Net Revenue Retention drives B2B success

How do $10+ billion companies like Docusign continue growing sales 30% every year? A big reason is Docusign’s high-level of repeat business. Not just repeat business, but repeat customers that keep increasing the amount they spend with Docusign.

Acquiring new customers is important to growth, but retaining customers is critical to the survival of businesses that depend on repeat sales to the same customers.

There are multiple ways to measure repeat business success, but key ones are customer retention and net revenue retention. Together they help B2B companies understand how they’re growing, improve customer acquisition and optimize customer lifetime value.

Customer retention

Customer retention is simply how many customers did you retain from one period to the next. If you had 500 customers two years ago and 400 of them bought from you again last year, then you retained those 400, or 80% of your customers from the prior year.

The 100 customers who didn’t buy again were lost, or churned. That gives you a customer (or logo) churn rate of 20%.

But tracking the number of customers retained or churned is only part of the story. Some of the 400 customers that were retained may have lowered their spending. Or maybe they increased spending enough to offset the 100 customers that churned.

Customer Churn and Net Revenue Retention example

Get your free Value Impact Scorecard from Tally Street and receive a 3-year history of the customer and net revenue retention rates for your business.

Net Revenue Retention

Net revenue retention (NRR) provides a revenue-based view of customer retention. Over the last 10 years, NRR became a key, high-level metric that many software-as-a-service (SaaS) companies already track, but it also works for any product or service company that relies on repeat business for its success.

NRR uses the net of revenue expansion and contraction to help businesses measure the overall success of their customer retention efforts. So while losing customers will happen, you should be growing revenues from retained customers to compensate for you what you’ve lost — and that’s exactly what NRR captures.

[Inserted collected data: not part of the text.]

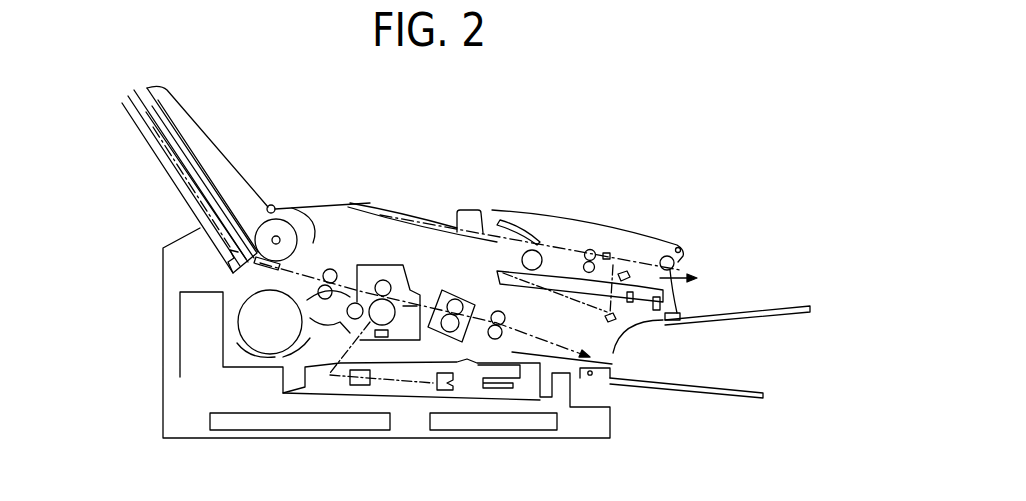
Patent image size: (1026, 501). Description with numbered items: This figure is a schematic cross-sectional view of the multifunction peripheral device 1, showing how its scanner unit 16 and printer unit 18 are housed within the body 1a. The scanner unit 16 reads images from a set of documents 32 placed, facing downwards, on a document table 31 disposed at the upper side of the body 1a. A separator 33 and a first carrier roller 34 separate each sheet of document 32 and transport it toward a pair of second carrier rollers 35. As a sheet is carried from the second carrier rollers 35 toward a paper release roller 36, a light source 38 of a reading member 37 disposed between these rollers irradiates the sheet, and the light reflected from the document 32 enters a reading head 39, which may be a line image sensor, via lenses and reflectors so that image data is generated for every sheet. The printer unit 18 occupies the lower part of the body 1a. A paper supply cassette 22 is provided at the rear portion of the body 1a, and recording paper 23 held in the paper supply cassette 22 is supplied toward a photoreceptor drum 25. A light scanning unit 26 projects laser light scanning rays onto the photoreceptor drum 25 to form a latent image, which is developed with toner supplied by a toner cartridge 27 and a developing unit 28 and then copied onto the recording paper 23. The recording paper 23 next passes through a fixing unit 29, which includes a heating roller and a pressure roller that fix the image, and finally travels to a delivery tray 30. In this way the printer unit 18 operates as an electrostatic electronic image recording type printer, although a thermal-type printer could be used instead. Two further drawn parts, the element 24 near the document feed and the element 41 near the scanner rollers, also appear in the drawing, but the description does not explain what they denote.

The facsimile apparatus 1 is at (282, 142).
The housing upper portion 1a is at (350, 205).
The upper cover 16 is at (576, 236).
The document insertion opening 18 is at (326, 228).
The document tray 22 is at (172, 181).
The documents 23 is at (183, 148).
The document feed roller 24 is at (277, 235).
The developing unit 25 is at (390, 310).
The main chassis 26 is at (423, 397).
The photosensitive drum 27 is at (252, 317).
The transfer roller 28 is at (351, 300).
The fixing unit 29 is at (452, 298).
The recording paper tray 30 is at (689, 386).
The document guide plate 31 is at (402, 222).
The image sensor 32 is at (462, 230).
The document guide 33 is at (513, 227).
The document feed roller 34 is at (533, 270).
The document discharge rollers 35 is at (598, 250).
The operating knob 36 is at (676, 266).
The sensor actuator 37 is at (633, 268).
The guide plate 38 is at (633, 272).
The document discharge tray 39 is at (693, 318).
The document sensor 41 is at (610, 252).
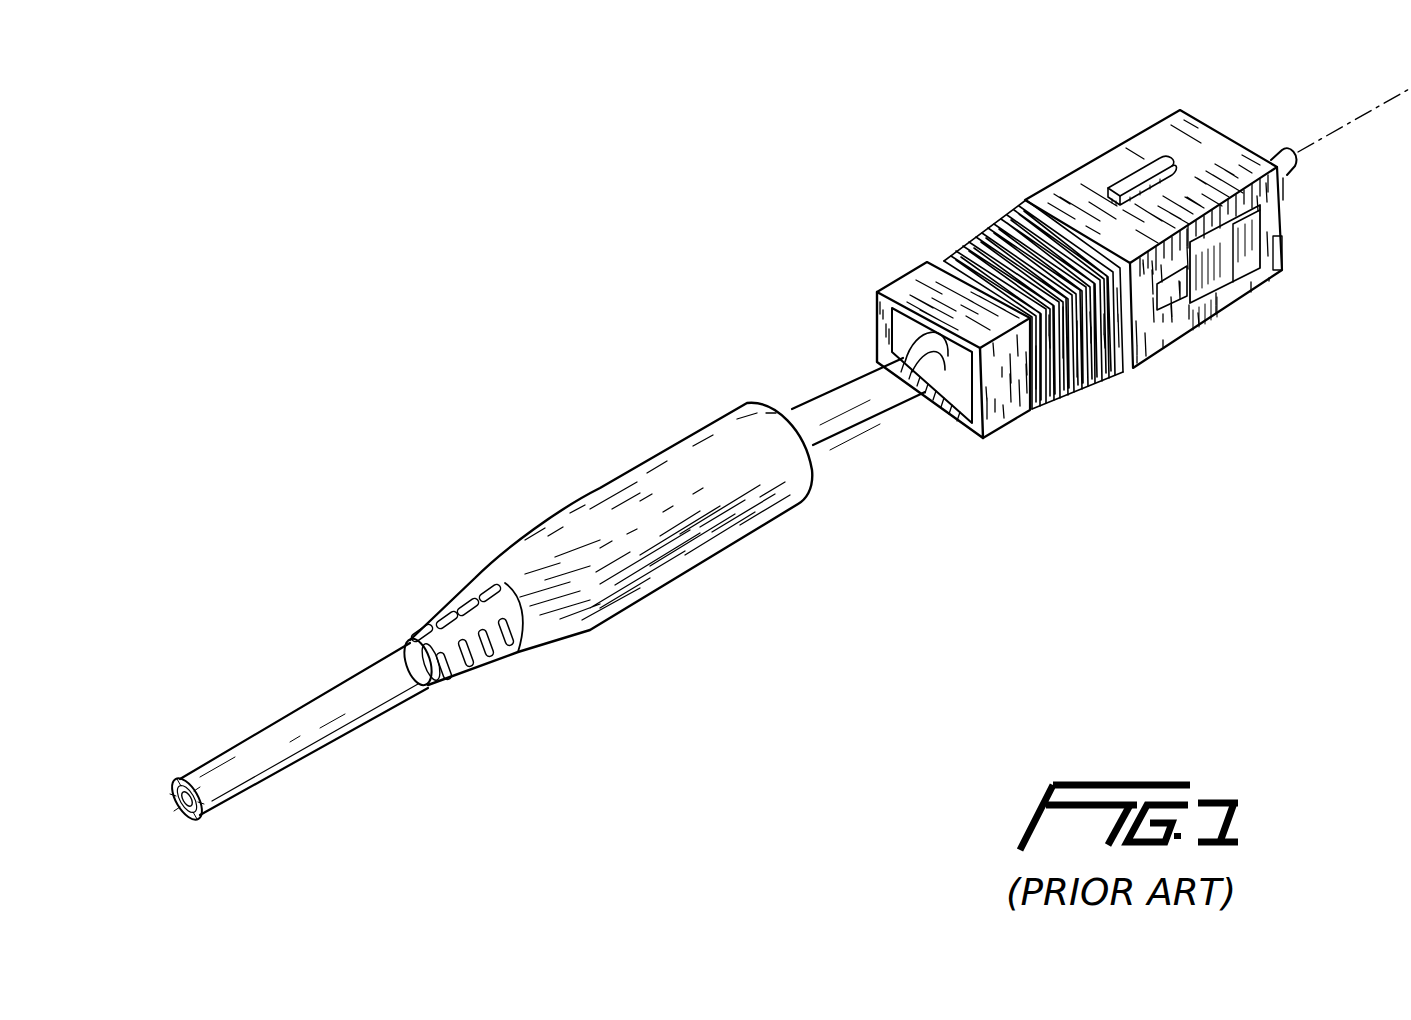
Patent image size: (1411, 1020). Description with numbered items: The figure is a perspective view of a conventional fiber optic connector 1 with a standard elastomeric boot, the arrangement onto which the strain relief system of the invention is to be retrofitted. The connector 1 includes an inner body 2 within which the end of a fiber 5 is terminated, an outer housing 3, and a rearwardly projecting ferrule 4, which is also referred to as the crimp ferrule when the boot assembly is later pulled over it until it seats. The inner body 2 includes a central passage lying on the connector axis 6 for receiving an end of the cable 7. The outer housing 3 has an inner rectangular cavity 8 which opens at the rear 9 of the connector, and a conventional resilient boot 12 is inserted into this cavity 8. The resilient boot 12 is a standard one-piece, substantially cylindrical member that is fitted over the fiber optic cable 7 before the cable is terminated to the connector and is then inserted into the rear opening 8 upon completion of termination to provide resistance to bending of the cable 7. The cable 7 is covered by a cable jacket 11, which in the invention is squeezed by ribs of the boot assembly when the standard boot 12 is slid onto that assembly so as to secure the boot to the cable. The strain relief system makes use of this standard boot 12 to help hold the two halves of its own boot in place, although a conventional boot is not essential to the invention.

The fiber optic connector 1 is at (943, 171).
The inner body 2 is at (1210, 263).
The outer housing 3 is at (1077, 194).
The ferrule 4 is at (935, 357).
The fiber 5 is at (175, 797).
The connector axis 6 is at (1352, 117).
The cable 7 is at (367, 705).
The inner rectangular cavity 8 is at (873, 338).
The rear 9 is at (955, 424).
The cable jacket 11 is at (198, 818).
The resilient boot 12 is at (610, 497).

The two components of NRR are revenue contraction and expansion. For example, if one of your churned customers used to buy $1000 of goods or services from you, then losing them results in $1000 of revenue contraction. Or if you retained a customer, but their spending fell from $4000 to $3000, then you had another $1000 in revenue contraction.

Revenue expansion comes from price increases, cross-sells, up-sells, and sales growth across existing customers. For example, if a customer spent $4000 with you last year and spent $5000 this year, then the customer contributed $1000 in expansion revenue.

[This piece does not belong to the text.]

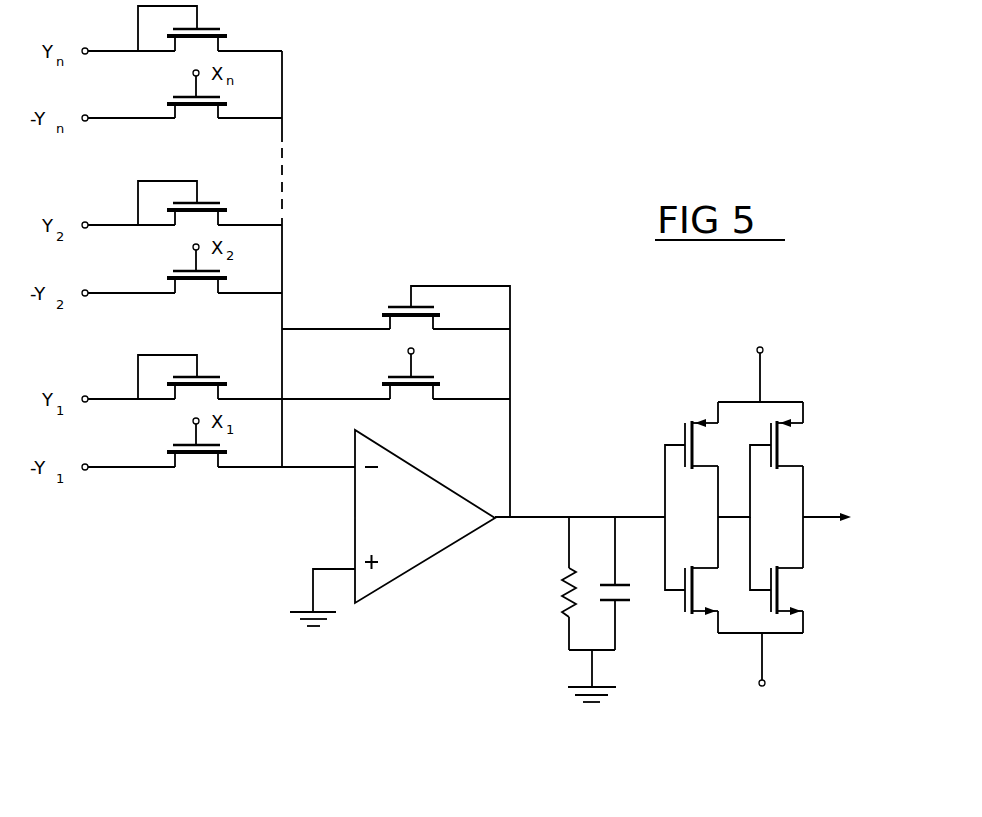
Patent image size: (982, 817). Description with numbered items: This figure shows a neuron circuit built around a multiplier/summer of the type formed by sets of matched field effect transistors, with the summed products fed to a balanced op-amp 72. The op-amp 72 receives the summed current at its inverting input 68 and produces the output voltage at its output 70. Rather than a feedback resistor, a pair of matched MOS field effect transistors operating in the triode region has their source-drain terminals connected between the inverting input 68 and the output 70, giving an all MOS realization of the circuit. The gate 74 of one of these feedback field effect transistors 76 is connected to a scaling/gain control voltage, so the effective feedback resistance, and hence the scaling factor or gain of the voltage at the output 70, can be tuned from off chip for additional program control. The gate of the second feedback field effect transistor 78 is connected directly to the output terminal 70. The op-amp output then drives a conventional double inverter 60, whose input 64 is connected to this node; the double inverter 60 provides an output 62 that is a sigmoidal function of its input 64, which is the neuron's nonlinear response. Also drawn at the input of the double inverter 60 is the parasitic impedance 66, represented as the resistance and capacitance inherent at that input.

NRR = (Prior period revenue + revenue expansion - revenue contraction) / prior period revenue

This makes NRR the most comprehensive retention metric because it actually tells the complete revenue story of existing customers — it answers the question of what your top-line revenue would do if you did not gain one more customer.

Powerful boost to revenue growth

NRR becomes increasingly important as a small business grows to a midsized business (and beyond). For example, a $5 million business that churns 20% can replace that $1MM with new business when it’s growing 50%+ each year. But when it’s a $30MM business then it needs to replace $6MM, at the same time growth rates may be slowing.

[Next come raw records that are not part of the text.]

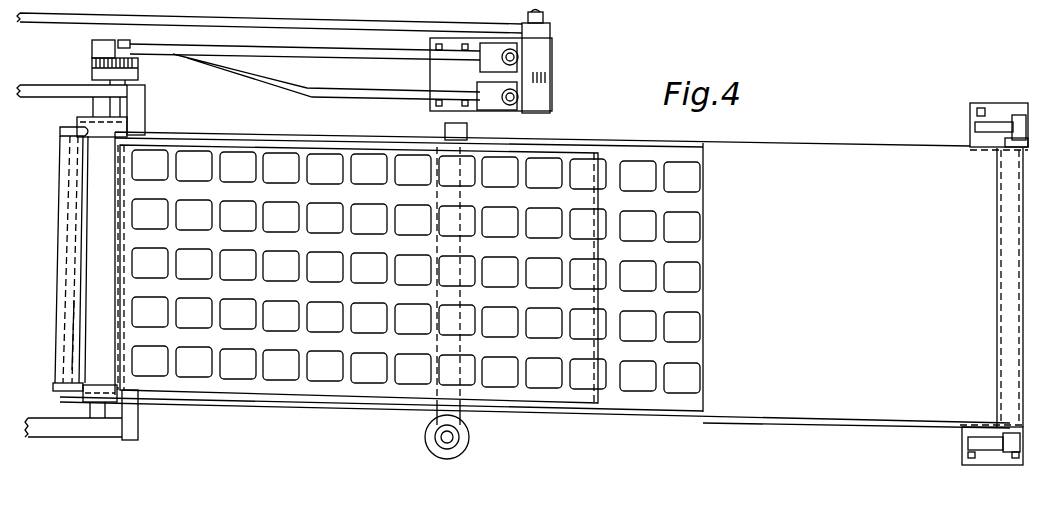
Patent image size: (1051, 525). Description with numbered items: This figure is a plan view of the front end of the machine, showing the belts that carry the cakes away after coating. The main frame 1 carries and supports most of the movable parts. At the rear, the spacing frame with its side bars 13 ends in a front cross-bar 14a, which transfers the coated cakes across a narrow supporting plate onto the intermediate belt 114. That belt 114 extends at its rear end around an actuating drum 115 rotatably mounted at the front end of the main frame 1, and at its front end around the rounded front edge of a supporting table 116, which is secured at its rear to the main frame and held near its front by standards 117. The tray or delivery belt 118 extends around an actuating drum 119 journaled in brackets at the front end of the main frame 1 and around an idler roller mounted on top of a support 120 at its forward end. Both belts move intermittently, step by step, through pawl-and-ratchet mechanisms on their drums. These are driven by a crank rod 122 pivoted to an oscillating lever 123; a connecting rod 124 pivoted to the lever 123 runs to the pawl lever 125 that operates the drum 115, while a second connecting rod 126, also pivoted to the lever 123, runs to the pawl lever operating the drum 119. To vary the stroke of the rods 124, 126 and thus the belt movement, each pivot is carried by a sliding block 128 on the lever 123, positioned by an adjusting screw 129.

The main frame 1 is at (52, 89).
The side bars 13 is at (63, 133).
The cross-bar 14a is at (85, 351).
The intermediate belt 114 is at (237, 143).
The actuating drum 115 is at (113, 127).
The supporting table 116 is at (408, 131).
The standards 117 is at (457, 437).
The delivery belt 118 is at (308, 121).
The actuating drum 119 is at (68, 123).
The support 120 is at (988, 127).
The crank rod 122 is at (305, 13).
The oscillating lever 123 is at (550, 92).
The connecting rod 124 is at (392, 57).
The pawl lever 125 is at (138, 78).
The second connecting rod 126 is at (352, 98).
The sliding block 128 is at (512, 42).
The adjusting screw 129 is at (518, 55).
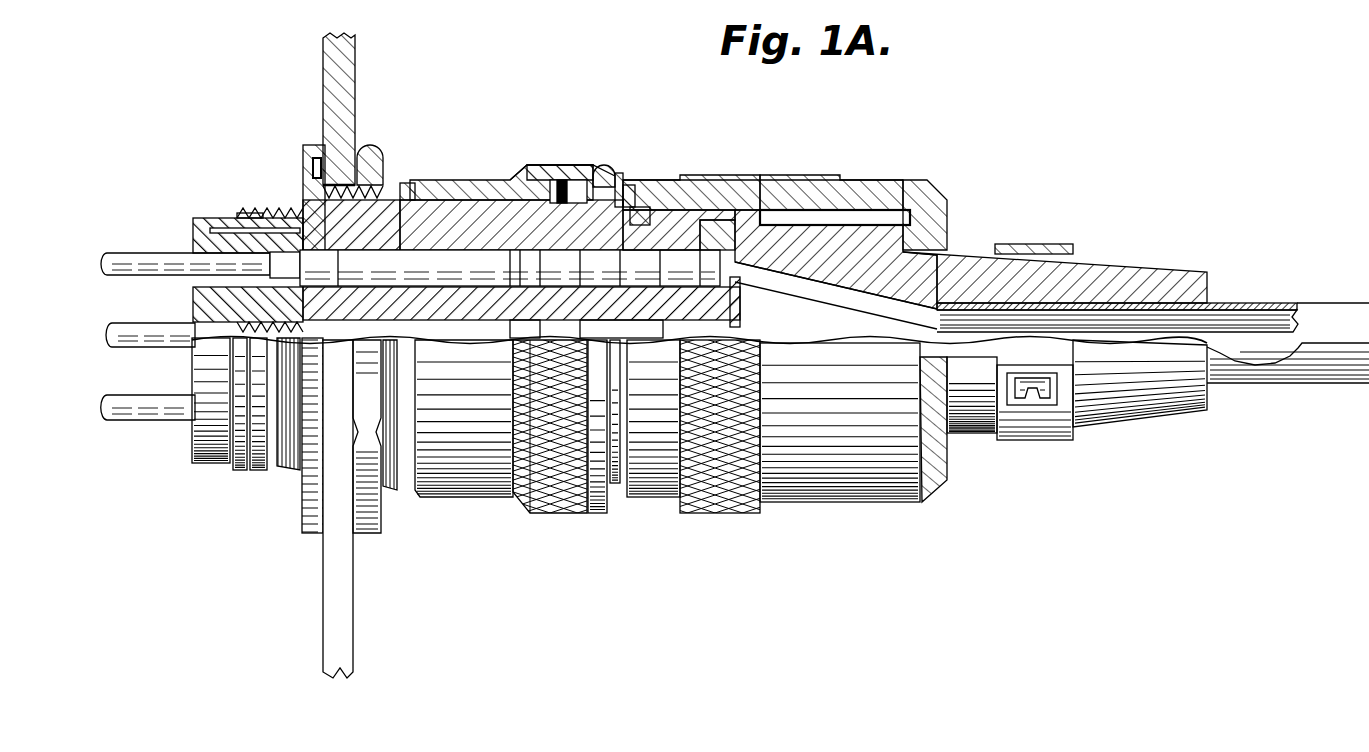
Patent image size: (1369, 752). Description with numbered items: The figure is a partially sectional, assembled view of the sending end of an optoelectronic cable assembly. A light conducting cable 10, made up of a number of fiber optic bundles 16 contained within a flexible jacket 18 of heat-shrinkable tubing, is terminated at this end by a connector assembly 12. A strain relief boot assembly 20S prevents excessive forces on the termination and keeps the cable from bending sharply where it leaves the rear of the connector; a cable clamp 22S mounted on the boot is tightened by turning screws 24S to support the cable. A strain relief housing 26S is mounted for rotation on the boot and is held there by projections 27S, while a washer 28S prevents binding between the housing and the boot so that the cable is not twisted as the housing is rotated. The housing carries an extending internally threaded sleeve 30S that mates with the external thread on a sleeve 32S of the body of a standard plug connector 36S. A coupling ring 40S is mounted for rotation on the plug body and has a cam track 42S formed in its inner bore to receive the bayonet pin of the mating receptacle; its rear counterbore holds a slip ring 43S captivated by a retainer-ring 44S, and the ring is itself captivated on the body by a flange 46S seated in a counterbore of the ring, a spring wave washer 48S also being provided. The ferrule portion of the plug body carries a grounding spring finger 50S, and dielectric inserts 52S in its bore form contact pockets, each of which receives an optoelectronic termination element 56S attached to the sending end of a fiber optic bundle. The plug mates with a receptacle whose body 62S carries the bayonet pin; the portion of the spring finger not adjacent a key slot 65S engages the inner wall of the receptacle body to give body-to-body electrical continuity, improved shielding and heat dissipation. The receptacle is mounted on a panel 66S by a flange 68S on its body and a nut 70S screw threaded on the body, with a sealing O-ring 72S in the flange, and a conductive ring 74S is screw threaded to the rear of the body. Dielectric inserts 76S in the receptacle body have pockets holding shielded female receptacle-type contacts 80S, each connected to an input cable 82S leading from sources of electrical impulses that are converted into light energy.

NRR is also powerful because the effects are cumulative. It’s either a dividend or a tax that you pay on every group of customers that you acquire, and the more customers you acquire over time, the more this adds up.

This means that small differences in NRR add up to very large differences in total revenue over multiple years. In the following example, we assume a business had $10 million in revenue last year and consistently generates 20% of revenue from new customers. Improving the business’s NRR from 95% to 105% may not sound like much, but over five years the business has an extra $10 million in annual revenue!

Net Revenue Retention's Impact on Revenue Growth

See how NRR can improve your own revenue growth using this Google Sheet.

Improve your retention rates

Your target number will vary significantly based on your business and industry. Many businesses can have a low NRR below 50% and still be successful. For example, a construction company probably doesn’t expect the same customer to order a new parking garage every year! On the other hand, software services (like QuickBooks) want to keep you each month and upgrade your service over time. For similar software companies, NRR should exceed 100% if they’re successful. 

Whatever your target NRR might be, every CEO should track it. And if you want to increase your NRR, here are some steps you might take:

  • Compare customers you retained and grew to ones you lost and look for patterns in the when/how they were acquired, the products they bought, their interactions with customer support, etc.
  • Consider what makes your current products and services “sticky”. Or look for opportunities to expand your product portfolio to grow a recurring line of business.
  • Review pricing levels and strategies, find opportunities to increase volumes and/or cross-sell other products.
  • Think about how you can shift spending between acquiring new customers and servicing existing customers.
  • Gain a single view of each of your customers, with acquisition details, lifetime value, purchase and payment histories, etc. 

In summary, customer and revenue retention rates are not just financial metrics. The metrics and the customer data required to compute and track them drive important business decisions and strategy everywhere from sales to product to customer service.